A primeira anotação que precisamos fazer é com relação ao fim natural do casamento, isto é, a morte de um dos cônjuges. "A mulher casada está ligada pela lei todo o tempo que o seu marido vive; mas, se falecer o seu marido fica livre para casar com quem quiser, contanto que seja no Senhor" (1Co 7.39 - grifo meu). O apóstolo é bastante explícito em dizer que não há qualquer problema em alguém contrair novo casamento após a morte de seu companheiro(a), "contanto que seja no Senhor" e que se avalie se realmente tal casamento lhe será benéfico, afinal, assim como no primeiro casamento, "os tais terão tribulações na carne, e eu quereria poupar-vos" (1Co 7.28).

A segunda anotação diz respeito à declaração de Jesus: "Eu vos digo, porém, que qualquer que repudiar sua mulher, não sendo por causa de fornicação, e casar com outra, comete adultério; e o que casar com a repudiada também comete adultério" (Mt 19.9).
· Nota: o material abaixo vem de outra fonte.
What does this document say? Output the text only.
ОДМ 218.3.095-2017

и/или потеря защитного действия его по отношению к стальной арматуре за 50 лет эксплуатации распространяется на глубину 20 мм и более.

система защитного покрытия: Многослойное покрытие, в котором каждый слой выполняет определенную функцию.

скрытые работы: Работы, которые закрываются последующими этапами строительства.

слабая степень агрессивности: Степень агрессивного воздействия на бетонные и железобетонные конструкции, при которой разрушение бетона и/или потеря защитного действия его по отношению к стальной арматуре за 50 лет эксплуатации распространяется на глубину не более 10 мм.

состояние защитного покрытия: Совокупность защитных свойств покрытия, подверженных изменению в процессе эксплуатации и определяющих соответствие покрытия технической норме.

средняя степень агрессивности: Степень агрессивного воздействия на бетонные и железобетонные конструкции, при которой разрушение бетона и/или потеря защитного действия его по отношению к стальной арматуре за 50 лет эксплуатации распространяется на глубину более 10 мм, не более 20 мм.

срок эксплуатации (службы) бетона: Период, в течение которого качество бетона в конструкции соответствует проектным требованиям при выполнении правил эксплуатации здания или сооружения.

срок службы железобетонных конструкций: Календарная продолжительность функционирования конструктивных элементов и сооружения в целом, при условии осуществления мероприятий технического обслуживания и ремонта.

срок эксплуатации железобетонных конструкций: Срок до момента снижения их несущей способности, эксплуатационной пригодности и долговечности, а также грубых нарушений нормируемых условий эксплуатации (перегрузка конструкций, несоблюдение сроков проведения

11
Certos autores compreendem que esta passagem esteja se referindo ao repúdio antes do casamento, explicando que as palavras de Jesus dizem respeito a somente se ter autorização para repudiar a mulher (ou vice-versa) antes do matrimônio ser oficializado, afinal, a palavra em voga é "fornicação" - um ato cometido antes do casamento. Os autores que andam neste limiar afirmam que a dissolução permitida do casamento se dá no tempo que denominamos "noivado", pois lhes parece que a passagem esteja tratando desta forma. [3] Para tais, há somente chance de se repudiar o cônjuge antes de se contrair verdadeiro casamento, haja vista que depois, conforme lemos em 1Co 7.31, o casamento deve permanecer para toda a vida.

Contudo, embora tal entendimento possa ter parcela de verdade e ser recomendado, pois é melhor não casar-se do que unir-se e logo se separar, é importante notar que esta declaração fica difícil de ser coadunada com a pena de morte pelo adultério. Ou seja, se no Antigo Testamento é prescrito tal pena para o adúltero, como ficaria a situação de não dever haver separação após o casamento? Se o repúdio por fornicação [4] deveria ser realizado antes do voto diante do Senhor e perante os homens, por que dever-se-ia tirar a vida do adúltero? Sua vida não deveria ser preservada tendo em vista 1Co 7.31?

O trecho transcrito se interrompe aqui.